Configure OIDC SSO with Entra ID

  • Updated

Opti ID lets you configure OpenID Connect (OIDC) SSO with Entra ID as the IdP. With this setup, Entra ID authenticates and authorizes your users.

You can also configure OIDC SSO with Okta, PingFederate, or Duo (documentation coming soon).

You should set up SSO for your organization before inviting new users. After you set up SSO with Opti ID, users must log in to Opti ID using credentials for the SSO provider going forward. This includes the technical contact who originally set up Opti ID for your organization.

Configure the SSO connection

  1. In the Microsoft Entra ID portal, if you have access to multiple tenants, go to Settings and switch to the tenant you want to register as the SSO application for Opti ID.
  2. Search for and select Microsoft Entra ID.
  3. Under Manage, select App registrations > New registration and complete the following fields:
    • Name – Enter a name for the application (for example, Optimizely SSO).
    • Supported account types – Select Accounts in this organizational directory only (PaaSTest only - Single tenant). This specifies who can use the application, sometimes called its sign-in audience.
    • Redirect URI (optional) – Do not enter anything. You will configure a redirect URI in the next section.
  4. Click Register.
  5. The registration automatically generates an Application (client) ID, which uniquely identifies your application within the IdP. Copy and save the Application (client) ID value as you will need it in the next section.
  6. Under Manage, go to Authentication > Add a platform.
  7. Select Web as the application type.
  8. In the Redirect URIs field, enter https://login.optimizely.com/oauth2/v1/authorize/callback and click Configure.
  9. Under Certificates & secrets, go to Client secrets > New client secret to generate a client secret for your app. Enter the following, then click Add:
    • Description – Enter the description (for example, Optimizely SSO).
    • Expires – Select 730 days (24 months).
    Copy the secret after it is generated.
  10. Under Manage, go to Token configuration > Add optional claim, complete the following, then click Add:

    • Token type – Select ID.

    • Claims – Select email, family_name, and given_name.

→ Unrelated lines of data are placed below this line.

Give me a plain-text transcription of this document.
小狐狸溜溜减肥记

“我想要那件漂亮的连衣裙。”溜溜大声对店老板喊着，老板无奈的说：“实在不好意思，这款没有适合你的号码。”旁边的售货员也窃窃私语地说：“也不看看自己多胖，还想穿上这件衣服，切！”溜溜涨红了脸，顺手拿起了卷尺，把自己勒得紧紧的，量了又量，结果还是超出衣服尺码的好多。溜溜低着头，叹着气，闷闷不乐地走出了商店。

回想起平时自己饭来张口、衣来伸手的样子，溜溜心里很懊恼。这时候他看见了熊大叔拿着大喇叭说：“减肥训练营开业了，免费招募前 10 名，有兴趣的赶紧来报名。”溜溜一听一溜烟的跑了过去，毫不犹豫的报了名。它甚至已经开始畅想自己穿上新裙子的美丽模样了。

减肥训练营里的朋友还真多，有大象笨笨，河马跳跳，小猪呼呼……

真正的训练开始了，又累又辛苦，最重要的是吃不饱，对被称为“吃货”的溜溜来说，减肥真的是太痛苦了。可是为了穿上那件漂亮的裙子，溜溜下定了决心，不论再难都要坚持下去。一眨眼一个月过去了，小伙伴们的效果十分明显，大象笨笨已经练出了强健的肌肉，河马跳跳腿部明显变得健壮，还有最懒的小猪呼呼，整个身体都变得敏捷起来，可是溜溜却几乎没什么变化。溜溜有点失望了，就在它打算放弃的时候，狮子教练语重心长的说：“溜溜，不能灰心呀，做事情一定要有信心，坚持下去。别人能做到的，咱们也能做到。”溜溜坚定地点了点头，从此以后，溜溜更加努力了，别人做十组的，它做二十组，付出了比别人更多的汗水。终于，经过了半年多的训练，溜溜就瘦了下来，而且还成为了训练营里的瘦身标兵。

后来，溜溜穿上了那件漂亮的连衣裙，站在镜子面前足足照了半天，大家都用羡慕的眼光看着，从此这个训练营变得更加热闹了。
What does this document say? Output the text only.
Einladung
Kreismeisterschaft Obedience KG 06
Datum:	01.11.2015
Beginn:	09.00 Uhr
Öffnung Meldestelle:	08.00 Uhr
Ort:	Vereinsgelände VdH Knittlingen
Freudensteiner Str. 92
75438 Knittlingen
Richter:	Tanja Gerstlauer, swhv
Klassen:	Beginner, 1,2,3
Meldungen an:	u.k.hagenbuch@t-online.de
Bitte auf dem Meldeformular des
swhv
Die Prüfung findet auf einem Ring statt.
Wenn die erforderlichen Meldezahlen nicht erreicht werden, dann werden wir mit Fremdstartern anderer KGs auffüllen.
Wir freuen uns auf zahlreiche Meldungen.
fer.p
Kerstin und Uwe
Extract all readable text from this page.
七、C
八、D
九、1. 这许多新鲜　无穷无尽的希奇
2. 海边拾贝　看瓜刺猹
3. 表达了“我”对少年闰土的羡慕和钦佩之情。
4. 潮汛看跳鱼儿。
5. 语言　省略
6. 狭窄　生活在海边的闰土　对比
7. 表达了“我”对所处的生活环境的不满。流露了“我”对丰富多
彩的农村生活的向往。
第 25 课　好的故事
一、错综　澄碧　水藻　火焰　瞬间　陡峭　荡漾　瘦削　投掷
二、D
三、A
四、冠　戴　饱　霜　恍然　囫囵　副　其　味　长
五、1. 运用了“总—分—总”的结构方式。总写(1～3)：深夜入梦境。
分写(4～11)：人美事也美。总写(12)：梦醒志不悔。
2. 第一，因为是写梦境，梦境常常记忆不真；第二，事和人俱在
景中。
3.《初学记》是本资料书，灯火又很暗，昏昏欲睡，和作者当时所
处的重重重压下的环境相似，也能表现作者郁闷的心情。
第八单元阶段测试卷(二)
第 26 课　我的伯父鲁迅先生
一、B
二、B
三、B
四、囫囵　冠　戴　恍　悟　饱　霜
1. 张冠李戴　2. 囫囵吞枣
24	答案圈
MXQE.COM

  11. A verification message displays. Select the Microsoft Graph email, profile permission (required for claims to appear in token) checkbox, and click Add.
  12. Gather the following information from this new application, which you will use to configure SSO in Opti ID:
    • Application (client) ID –  On the Overview page of the application registration.
    • Client secret – Generated in step 9 above.
    • OpenID Connect metadata document URL – On the Overview > Endpoints page of the application registration.
  13. Log in to Opti ID (https://login.optimizely.com) using your technical contact email and password. For more information about properly activating the technical contact user, see Technical contact login.
  14. After you log in, you should be on the home dashboard (home.optimizely.com/dashboard). Click Admin Center.
  15. Go to Settings > SSO > Add SSO Connection, select OIDC as the connection type, and complete the following fields:
    • Connection Name – Enter a name for this SSO connection to display when users log in. This helps distinguish between multiple SSO connections.
    • Provider – Select EntraID.
    • Client ID – Enter the Application (client) ID from step 12.
    • Client Secret – Enter the secret from step 9 (also collected in step 12).
    • Well Known Metadata URL – Enter the OpenID Connect metadata document URL from step 12.
  16. Click Save. If the Authorization URL, Issuer URL, JWKS URL, and Token URL fields do not automatically populate based on the metadata URL, you must manually configure them.
  17. You can now test your SSO connection by logging out of Opti ID and logging back in. The login flow should now direct you to your Entra ID provider.

Configure IdP-initiated login

After you configure your SSO connection, you can enable IdP-initiated login, which lets users who are already logged in with your organization's SSO provider navigate to Opti ID without the need to log in again.

Test the SSO connection

One of the users you assigned in the OIDC application should test the setup. They need to be a user in the Opti ID Admin Center but logged out.

  1. Open an incognito window and go to https://login.optimizely.com.
  2. When you enter your email and click Next, it should redirect you to your organization's IdP.
  3. Double-check your settings if there are any issues with signing in with your incognito window.

If it does not work correctly, see the Opti ID troubleshooting articles. If you cannot resolve the issue, contact Optimizely Support.